Housing and Community Development director Robert Lipscomb, who handles most major city redevelopment efforts, described the home of the Memphis Redbirds as a "key asset" and said his main goal is to make sure the proposal is a "good value proposition" for taxpayers ....
Memphis Redbirds Baseball Foundation treasurer John Pontius and chairman Ray Pohlman didn't return messages Thursday. The foundation owns the team.
In December, Pontius said he had been in discussion with Fundamental Advisors, the New York firm that owns the bonds used to finance the stadium's construction, to set a sale price for potential buyers.
A message left with Fundamental Advisors was not returned Thursday night.
Lipscomb declined to go into detail about how much it would cost the city to acquire the stadium or how long he has been studying the plan ....
City Council budget committee chairman Jim Strickland said he's open to a proposal but he wants to make sure any possible deal protects the city's financial position.
"Number one, the Redbirds and AutoZone Park are very important to the city," Strickland said. "Number two, the city doesn't have any extra money. It will be really important for me to review the details to be sure the lease payments cover the debt service and that the city is not obligated for the operating expenses. I'm skeptical because, are the debt service payments guaranteed by someone? I would assume this is a multi-million dollar deal. That's an awful lot of lease payments."

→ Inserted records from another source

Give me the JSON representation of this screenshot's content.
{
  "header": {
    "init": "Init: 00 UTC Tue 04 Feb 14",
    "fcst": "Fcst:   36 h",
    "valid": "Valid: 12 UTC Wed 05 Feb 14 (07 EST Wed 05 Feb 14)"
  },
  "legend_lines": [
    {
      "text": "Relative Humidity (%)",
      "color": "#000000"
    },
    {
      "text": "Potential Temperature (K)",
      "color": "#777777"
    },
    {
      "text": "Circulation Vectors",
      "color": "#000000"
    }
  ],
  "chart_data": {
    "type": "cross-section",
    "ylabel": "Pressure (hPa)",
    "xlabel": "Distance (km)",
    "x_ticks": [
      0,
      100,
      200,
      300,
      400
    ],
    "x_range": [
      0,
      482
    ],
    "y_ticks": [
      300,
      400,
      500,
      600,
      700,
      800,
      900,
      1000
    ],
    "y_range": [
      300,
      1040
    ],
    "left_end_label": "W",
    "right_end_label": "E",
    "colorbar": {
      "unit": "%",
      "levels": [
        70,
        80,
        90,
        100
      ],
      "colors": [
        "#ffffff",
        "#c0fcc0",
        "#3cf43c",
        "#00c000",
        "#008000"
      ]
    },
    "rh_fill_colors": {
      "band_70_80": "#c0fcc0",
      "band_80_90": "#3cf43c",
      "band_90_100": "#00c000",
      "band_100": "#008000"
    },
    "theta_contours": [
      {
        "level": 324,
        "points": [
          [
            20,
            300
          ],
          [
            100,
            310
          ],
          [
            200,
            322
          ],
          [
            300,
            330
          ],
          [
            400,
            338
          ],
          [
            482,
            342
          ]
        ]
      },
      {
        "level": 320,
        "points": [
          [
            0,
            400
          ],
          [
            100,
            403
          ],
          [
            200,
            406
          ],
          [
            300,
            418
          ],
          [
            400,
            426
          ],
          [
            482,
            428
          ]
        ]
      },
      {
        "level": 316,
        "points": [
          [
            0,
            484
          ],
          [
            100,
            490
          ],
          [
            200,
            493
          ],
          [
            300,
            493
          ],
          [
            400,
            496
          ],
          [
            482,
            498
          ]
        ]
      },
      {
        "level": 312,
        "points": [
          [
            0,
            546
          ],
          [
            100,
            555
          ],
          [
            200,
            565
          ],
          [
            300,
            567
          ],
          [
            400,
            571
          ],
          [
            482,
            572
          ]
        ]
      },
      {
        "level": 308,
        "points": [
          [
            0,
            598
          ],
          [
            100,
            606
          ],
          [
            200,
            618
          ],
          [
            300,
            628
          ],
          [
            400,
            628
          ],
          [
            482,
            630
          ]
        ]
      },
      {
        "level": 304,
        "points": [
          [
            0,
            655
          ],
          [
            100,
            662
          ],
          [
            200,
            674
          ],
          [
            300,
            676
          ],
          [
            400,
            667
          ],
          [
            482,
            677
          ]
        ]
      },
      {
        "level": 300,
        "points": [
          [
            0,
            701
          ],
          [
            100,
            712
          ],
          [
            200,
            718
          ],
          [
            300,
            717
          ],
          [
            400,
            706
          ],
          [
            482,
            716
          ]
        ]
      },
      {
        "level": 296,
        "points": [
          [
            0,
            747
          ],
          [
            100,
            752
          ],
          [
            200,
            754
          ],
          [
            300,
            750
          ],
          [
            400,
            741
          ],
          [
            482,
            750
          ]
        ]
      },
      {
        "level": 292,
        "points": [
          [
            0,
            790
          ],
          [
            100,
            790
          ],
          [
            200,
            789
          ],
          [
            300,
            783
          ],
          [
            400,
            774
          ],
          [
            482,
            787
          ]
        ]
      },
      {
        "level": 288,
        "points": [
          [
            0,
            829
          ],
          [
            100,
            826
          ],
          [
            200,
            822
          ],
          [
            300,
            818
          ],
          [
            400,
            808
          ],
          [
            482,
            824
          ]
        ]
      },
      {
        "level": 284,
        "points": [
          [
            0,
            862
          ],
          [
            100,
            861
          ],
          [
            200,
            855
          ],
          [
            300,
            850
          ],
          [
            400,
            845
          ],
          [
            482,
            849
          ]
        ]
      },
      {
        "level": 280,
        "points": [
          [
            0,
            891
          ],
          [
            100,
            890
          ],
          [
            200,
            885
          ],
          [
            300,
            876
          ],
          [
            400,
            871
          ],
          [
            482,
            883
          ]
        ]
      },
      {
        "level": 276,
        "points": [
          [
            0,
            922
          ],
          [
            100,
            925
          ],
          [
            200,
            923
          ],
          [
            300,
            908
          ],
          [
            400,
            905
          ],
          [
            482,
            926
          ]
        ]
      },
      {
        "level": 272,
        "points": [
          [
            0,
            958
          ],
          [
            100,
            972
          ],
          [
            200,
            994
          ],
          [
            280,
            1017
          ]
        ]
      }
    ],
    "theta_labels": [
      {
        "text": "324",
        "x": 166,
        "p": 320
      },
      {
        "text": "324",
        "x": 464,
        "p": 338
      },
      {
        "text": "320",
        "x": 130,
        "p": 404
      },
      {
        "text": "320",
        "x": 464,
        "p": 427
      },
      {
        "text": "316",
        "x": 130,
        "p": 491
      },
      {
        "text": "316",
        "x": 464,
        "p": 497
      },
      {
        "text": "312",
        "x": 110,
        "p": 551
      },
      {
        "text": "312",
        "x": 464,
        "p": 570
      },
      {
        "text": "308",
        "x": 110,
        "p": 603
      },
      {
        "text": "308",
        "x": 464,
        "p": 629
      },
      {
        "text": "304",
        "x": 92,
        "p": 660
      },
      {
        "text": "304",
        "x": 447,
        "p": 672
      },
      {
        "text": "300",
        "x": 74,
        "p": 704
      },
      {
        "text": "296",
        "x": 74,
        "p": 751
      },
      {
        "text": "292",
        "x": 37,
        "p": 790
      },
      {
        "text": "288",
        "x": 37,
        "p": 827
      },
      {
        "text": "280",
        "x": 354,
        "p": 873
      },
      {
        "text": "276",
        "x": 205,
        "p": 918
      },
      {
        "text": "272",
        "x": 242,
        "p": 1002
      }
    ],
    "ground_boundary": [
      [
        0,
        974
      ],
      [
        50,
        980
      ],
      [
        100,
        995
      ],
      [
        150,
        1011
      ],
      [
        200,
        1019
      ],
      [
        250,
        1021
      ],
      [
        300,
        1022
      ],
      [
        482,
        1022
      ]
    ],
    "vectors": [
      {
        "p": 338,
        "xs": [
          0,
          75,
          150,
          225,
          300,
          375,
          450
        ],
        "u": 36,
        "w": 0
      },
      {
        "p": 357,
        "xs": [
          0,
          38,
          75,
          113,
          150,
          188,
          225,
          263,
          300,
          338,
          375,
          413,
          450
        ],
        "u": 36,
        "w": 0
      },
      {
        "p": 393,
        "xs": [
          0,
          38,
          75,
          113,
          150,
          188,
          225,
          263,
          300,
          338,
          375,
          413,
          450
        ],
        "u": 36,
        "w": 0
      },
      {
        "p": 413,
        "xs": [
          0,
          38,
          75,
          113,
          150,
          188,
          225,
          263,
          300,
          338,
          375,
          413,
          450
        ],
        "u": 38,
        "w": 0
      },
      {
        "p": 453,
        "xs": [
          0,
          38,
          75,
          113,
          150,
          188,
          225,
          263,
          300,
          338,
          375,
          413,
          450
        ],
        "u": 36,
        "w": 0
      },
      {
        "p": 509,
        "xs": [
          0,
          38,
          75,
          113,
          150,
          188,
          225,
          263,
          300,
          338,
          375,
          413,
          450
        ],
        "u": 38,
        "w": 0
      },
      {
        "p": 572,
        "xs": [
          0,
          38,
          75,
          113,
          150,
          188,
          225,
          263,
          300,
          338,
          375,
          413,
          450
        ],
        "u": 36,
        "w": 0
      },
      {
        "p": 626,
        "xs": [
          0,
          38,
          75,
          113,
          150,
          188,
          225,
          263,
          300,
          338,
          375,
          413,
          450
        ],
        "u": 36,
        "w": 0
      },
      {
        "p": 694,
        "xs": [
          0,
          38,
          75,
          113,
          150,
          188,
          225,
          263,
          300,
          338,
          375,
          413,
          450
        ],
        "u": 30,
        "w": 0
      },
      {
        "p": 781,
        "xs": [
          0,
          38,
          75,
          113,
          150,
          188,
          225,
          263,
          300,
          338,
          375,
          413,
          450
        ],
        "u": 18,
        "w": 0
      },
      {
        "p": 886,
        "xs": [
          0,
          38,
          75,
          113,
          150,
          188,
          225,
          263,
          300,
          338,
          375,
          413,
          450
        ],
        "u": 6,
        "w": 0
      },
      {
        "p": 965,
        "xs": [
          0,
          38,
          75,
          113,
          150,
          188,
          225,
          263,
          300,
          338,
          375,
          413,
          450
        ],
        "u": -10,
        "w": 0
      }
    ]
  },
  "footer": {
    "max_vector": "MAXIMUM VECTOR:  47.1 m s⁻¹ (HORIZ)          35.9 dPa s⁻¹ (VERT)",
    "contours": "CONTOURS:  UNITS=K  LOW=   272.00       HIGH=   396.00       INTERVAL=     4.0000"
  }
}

These are problems to consider as Nashville is discussing building a ballpark for the Nashville Sounds baseball club. Having a ballpark is not all opportunity. The "opportunity" also sets severe limits on what is possible. Memphis looks to be caught between between a rock and a hard place. Their obligation to their community dictates that they cannot commit to a blind bail out in lean times, but their commitment to the business of baseball won't let them let the Redbirds die. When does their situation turn unenviable?